Differentiating Op-Amp basic exercise

[technician]

Put some values in and follow it through.
Suppose the battery connected to the + input is 2V and the input resistor is 1kΩ.
The feedback resistor we will have as 2kΩ and the resistor on the output we will have as 500Ω
The volts at the + and - inputs must be equal (remember) so there is a voltage of 2V across this 1kΩ resistor. This means a current of 2/1000 A flows down the 1kΩresistor. This current must come from the output of the amplifier and flows through the 2kΩ resistor.
This means that the voltage across the 2kΩ resistor = 2x10^-3 x 2000 = 4V.
The voltage at the -input is 2V so the voltage at the output of the amplifier =2 + 4 = +6V
This means there is a current through the output resistor (you could call it the 'load' resistor)
of 6/500 = 0.012A.
What do you think of that?

 

[Femme_physics]

I'll take you on step by step hitting the second reply later.

How come it's an INVERTING amplifier if the only voltage source is connected to the MINUS leg? Doesn't it make it inverting?

 

[I like Serena]

Yes.
It's an inverting amplifier, because it looks most like this picture:

The fact that there is an additional resistor (and battery) after the circuit, and that a battery is used to change the ground potential, does not change the fact that it is an inverting amplifier.

 

[technician]

The -input is also known as the 'inverting' input so if the input is connected to the - input it is automatically an inverting amplifier. It is just a name, don't worry too much about the names...can you follow the voltages and currents...that is the main thing.

 

[I like Serena]

I'll take you on step by step hitting the second reply later.

How come it's an INVERTING amplifier if the only voltage source is connected to the MINUS leg? Doesn't it make it inverting?

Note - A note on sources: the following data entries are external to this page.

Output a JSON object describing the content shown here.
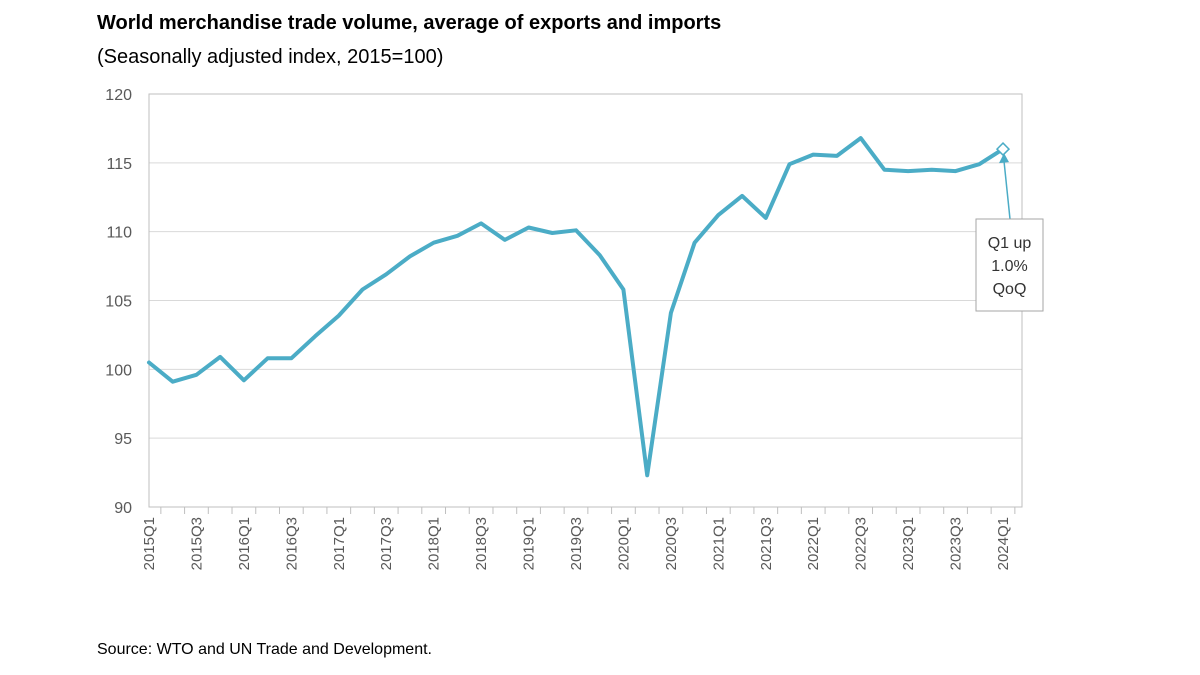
{
  "title": "World merchandise trade volume, average of exports and imports",
  "subtitle": "(Seasonally adjusted index, 2015=100)",
  "source": "Source: WTO and UN Trade and Development.",
  "colors": {
    "line": "#4bacc6",
    "grid": "#d9d9d9",
    "axis": "#bfbfbf"
  },
  "chart_data": {
    "type": "line",
    "title": "World merchandise trade volume, average of exports and imports",
    "subtitle": "(Seasonally adjusted index, 2015=100)",
    "xlabel": "",
    "ylabel": "",
    "ylim": [
      90,
      120
    ],
    "yticks": [
      90,
      95,
      100,
      105,
      110,
      115,
      120
    ],
    "grid": true,
    "categories": [
      "2015Q1",
      "2015Q2",
      "2015Q3",
      "2015Q4",
      "2016Q1",
      "2016Q2",
      "2016Q3",
      "2016Q4",
      "2017Q1",
      "2017Q2",
      "2017Q3",
      "2017Q4",
      "2018Q1",
      "2018Q2",
      "2018Q3",
      "2018Q4",
      "2019Q1",
      "2019Q2",
      "2019Q3",
      "2019Q4",
      "2020Q1",
      "2020Q2",
      "2020Q3",
      "2020Q4",
      "2021Q1",
      "2021Q2",
      "2021Q3",
      "2021Q4",
      "2022Q1",
      "2022Q2",
      "2022Q3",
      "2022Q4",
      "2023Q1",
      "2023Q2",
      "2023Q3",
      "2023Q4",
      "2024Q1"
    ],
    "tick_labels": [
      "2015Q1",
      "2015Q3",
      "2016Q1",
      "2016Q3",
      "2017Q1",
      "2017Q3",
      "2018Q1",
      "2018Q3",
      "2019Q1",
      "2019Q3",
      "2020Q1",
      "2020Q3",
      "2021Q1",
      "2021Q3",
      "2022Q1",
      "2022Q3",
      "2023Q1",
      "2023Q3",
      "2024Q1"
    ],
    "series": [
      {
        "values": [
          100.5,
          99.1,
          99.6,
          100.9,
          99.2,
          100.8,
          100.8,
          102.4,
          103.9,
          105.8,
          106.9,
          108.2,
          109.2,
          109.7,
          110.6,
          109.4,
          110.3,
          109.9,
          110.1,
          108.3,
          105.8,
          92.3,
          104.1,
          109.2,
          111.2,
          112.6,
          111.0,
          114.9,
          115.6,
          115.5,
          116.8,
          114.5,
          114.4,
          114.5,
          114.4,
          114.9,
          116.0
        ]
      }
    ],
    "annotation": {
      "category": "2024Q1",
      "lines": [
        "Q1 up",
        "1.0%",
        "QoQ"
      ]
    }
  }
}
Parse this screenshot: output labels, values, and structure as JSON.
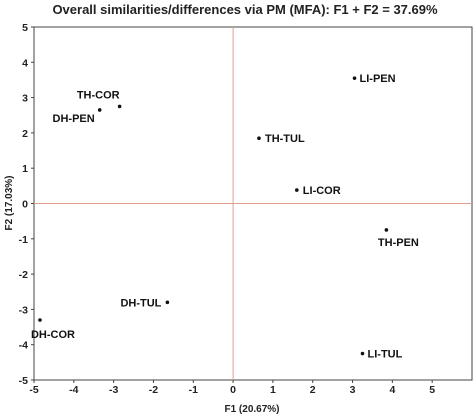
{
  "chart_data": {
    "type": "scatter",
    "title": "Overall similarities/differences via PM (MFA): F1 + F2 = 37.69%",
    "xlabel": "F1 (20.67%)",
    "ylabel": "F2 (17.03%)",
    "xlim": [
      -5,
      6
    ],
    "ylim": [
      -5,
      5
    ],
    "xticks": [
      "-5",
      "-4",
      "-3",
      "-2",
      "-1",
      "0",
      "1",
      "2",
      "3",
      "4",
      "5"
    ],
    "yticks": [
      "-5",
      "-4",
      "-3",
      "-2",
      "-1",
      "0",
      "1",
      "2",
      "3",
      "4",
      "5"
    ],
    "grid": false,
    "points": [
      {
        "label": "TH-COR",
        "x": -2.85,
        "y": 2.75
      },
      {
        "label": "DH-PEN",
        "x": -3.35,
        "y": 2.65
      },
      {
        "label": "TH-TUL",
        "x": 0.65,
        "y": 1.85
      },
      {
        "label": "LI-PEN",
        "x": 3.05,
        "y": 3.55
      },
      {
        "label": "LI-COR",
        "x": 1.6,
        "y": 0.38
      },
      {
        "label": "TH-PEN",
        "x": 3.85,
        "y": -0.75
      },
      {
        "label": "DH-TUL",
        "x": -1.65,
        "y": -2.8
      },
      {
        "label": "DH-COR",
        "x": -4.85,
        "y": -3.3
      },
      {
        "label": "LI-TUL",
        "x": 3.25,
        "y": -4.25
      }
    ],
    "colors": {
      "axes": "#444444",
      "origin_lines": "#e0a090",
      "points": "#111111"
    }
  }
}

When the voltages are worked out, the resulting formula is:
V_{out} = -{R_f \over R_{in}}V_{in}

Note the minus sign?
The minus sign implies it is inverting - it inverts the sign of the voltage.

 

[Femme_physics]

When the voltages are worked out, the resulting formula is:
V_{out} = -{R_f \over R_{in}}V_{in}

Note the minus sign?
The minus sign implies it is inverting - it inverts the sign of the voltage.

Alright, perfectly clear. I guess the "ground" sign confused me. I actually have this circuit in an exercise, I will try to solve it and see if i struggle before I turn to the "sages"...spasiva bolshoy, you two :)

 

[Femme_physics]

this seems about right to me, yes? (ignore the part of the sketch where it says 18)

http://img847.imageshack.us/img847/8926/scan750.jpg

 

[technician]

FP
I see your working and it is correct. Looks neat and well organised

 

[Femme_physics]

FP
I see your working and it is correct. Looks neat and well organised

Really? I thought so too! I don't know why my teacher told me I was mistaken. I showed him the exact page yesterday. Are you 100% sure? I'll be on his case if you are.

 

[technician]

Well... here is the way I approach all of these problems
1) Voltage at the + input = 2V (that battery)
2) Voltage at the - terminal must also be 2V
3) R1 is 2KΩ and has 2V across it. The LH end of R1 is connected to 0volts... ground or earth
4) Current through R1 = 2V/2kΩ = 1mA
5) This current must come from Vout through R2...therefore Voltage across R2 = 1mA x 10kΩ
=10V
6) The LH end of R2 (-input) is at +2V therefore Vout must be 2V + 10V =12V
7) V across LED = 1.4V therefore V across 2kΩ = 12 - 1.4 = 10.6V
8) Current through 2kΩ and the LED = 10.6/2kΩ = 5.3V

 

[Femme_physics]

Right! That's what I thought!

So, I'll be on his case, then! Just you wait. I'm not giving up that easily now. I'll make him write to me his solution.

 

[technician]

I will be interested to see it.
Make certain you post it for me.

 

[technician]

The only possible criticism I can see is that you have the gain of the inverting amplifier as (R1+R2)/R1.
Normally you would expect to see just R2/R1 but with that battery connected to the +input your equation is correct.